Some blame the advertising business's over-reliance on averages and stereotypes. Saatchi & Saatchi's planning director, Rita Clifton, talks of "the tyranny of typologies".

"In the quest for understanding a target audience, clients and agencies will often conduct research analyses on `segmentation' and out comes a set of average profiles of consumer characteristics, which are then dignified into `pen portraits'," she explains.

Others highlight another cause. Although around half of those working in advertising agencies are women, only four per cent are at management level, according to the Institute of Practitioners in Advertising. And nowhere are the problems more acute than in the creative department. While some 70 per cent of all advertising targets female consumers, only 3 per cent of creative directors are women.

"It must surely be a big loss to the advertising business that, as an industry, we are not communicating as effectively as we can," says Reay.

"There are no more senior women in creative departments today than there were 20 years ago," according to Barbara Nokes, creative director at Grey London. She is one of the few senior women creatives in the business and readily concedes that departments such as hers remain a male-dominated, pub-oriented environment.

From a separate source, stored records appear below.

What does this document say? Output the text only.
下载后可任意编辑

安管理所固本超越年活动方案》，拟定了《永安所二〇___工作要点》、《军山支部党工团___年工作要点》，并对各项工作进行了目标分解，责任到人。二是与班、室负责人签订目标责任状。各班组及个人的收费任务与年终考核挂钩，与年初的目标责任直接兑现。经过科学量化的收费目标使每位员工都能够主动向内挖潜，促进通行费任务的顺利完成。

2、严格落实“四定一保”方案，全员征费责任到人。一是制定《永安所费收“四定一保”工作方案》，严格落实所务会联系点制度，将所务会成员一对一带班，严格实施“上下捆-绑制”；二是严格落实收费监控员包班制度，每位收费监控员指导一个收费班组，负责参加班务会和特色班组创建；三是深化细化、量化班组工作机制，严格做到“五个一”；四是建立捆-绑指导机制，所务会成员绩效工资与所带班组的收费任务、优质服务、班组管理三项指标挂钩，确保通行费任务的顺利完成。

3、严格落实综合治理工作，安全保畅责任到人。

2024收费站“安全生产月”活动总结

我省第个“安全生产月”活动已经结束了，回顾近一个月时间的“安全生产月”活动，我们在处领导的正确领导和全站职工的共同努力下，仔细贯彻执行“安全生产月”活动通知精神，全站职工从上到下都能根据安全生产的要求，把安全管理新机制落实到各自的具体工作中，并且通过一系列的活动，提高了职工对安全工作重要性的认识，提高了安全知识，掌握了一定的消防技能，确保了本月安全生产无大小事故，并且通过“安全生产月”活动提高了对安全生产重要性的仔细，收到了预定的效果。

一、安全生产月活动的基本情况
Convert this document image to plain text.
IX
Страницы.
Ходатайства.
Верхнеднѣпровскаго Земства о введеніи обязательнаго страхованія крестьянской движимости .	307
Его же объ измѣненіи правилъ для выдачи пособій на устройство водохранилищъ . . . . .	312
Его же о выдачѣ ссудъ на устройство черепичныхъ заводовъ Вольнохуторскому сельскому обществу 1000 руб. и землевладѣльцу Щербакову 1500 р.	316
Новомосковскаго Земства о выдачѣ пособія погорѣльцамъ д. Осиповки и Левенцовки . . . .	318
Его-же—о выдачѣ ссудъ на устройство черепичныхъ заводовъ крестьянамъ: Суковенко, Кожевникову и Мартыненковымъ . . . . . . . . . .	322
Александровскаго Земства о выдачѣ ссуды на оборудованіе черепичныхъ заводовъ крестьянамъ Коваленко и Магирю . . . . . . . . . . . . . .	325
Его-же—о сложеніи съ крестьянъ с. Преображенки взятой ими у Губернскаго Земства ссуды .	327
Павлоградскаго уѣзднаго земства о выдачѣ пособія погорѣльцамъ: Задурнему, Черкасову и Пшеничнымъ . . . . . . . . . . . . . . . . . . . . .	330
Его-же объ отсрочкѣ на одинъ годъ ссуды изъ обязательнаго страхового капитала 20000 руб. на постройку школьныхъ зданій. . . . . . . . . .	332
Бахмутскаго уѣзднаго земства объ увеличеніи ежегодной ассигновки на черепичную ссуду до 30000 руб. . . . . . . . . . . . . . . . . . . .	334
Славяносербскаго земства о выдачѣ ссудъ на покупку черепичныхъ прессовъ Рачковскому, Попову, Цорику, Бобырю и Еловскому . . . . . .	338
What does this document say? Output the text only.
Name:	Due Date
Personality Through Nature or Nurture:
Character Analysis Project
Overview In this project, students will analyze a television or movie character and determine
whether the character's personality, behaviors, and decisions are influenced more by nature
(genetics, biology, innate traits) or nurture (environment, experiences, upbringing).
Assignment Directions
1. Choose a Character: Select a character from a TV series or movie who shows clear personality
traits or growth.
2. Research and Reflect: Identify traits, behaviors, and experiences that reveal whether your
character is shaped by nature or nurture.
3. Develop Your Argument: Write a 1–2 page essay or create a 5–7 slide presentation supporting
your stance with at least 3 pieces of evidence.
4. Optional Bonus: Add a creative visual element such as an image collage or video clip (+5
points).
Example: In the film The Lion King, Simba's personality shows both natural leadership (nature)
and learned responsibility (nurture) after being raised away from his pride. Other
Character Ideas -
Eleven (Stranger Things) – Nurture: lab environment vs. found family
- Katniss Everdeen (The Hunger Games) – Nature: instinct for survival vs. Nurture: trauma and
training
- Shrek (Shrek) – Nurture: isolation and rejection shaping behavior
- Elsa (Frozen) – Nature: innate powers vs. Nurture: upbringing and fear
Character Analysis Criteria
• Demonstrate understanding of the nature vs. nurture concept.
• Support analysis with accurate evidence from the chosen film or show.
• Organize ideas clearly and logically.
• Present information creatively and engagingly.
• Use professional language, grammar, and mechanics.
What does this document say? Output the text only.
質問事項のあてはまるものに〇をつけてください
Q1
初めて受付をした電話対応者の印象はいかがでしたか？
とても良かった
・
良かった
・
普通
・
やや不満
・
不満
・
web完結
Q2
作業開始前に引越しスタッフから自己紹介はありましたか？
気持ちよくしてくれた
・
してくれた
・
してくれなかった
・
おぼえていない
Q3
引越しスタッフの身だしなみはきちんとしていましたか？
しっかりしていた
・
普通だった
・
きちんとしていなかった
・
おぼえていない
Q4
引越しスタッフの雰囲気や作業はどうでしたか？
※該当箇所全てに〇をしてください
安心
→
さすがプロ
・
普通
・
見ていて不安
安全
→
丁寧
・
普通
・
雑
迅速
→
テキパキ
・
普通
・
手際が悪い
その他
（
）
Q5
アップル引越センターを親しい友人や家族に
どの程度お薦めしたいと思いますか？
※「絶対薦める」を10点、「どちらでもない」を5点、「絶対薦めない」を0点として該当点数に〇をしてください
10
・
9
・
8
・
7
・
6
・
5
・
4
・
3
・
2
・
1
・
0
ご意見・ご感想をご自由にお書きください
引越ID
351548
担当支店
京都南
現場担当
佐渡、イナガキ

"To be an agency creative, you must be prepared to put your ideas on a piece of paper and talk about them, which is tremendously emotionally exposing," Nokes explains. "Women are still educated by schools and society to please other people. Being creative is just the start of it. Then you have to stand up and fight for it." She believes the situation has marginally improved within larger client companies, but adds: "Agencies have definitely lagged behind."

Getting to the top of a creative department invariably depends on winning acclaim from contemporaries - notably in the shape of gongs from the industry's many awards schemes.

"Historically, the ideas that win reflect a particular sense of humour," says Clifton. With the majority of awards juries male, it is no coincidence that beer and cigarette advertising traditionally enjoy tremendous success. "Advertising based on human observations and humour - more likely to make women laugh - tend not to win."

But the answer to all this is far from simple. Increasing the number of female creatives is no instant panacea.

"It's definitely not so clear cut," Nokes cautions. For a start, she defies anyone to identify correctly the gender of the creatives behind an ad solely by the end product. "While more women in the creative department would probably help over time, we need to look higher. The problem is the people who say `yes' or `no'; the people who have the final say. What we really need is more women decision-makers."

Where many campaigns go wrong is failing to empathise with the target audience, whoever that may be, Nokes adds. "A good creative, whether male or female, can think themselves into and identify with anyone in any situation."

Addressing this is the most important issue, agrees Rita Clifton.

"In recent years there have been fewer entertaining, original and sharp ads," she says. "Women bring a different perspective. Now must be the appropriate time to ask: is this reasonable? Surely a sizeable injection of a different sort of person within agencies would be a good stimulus to reclaim innovative and creative thinking."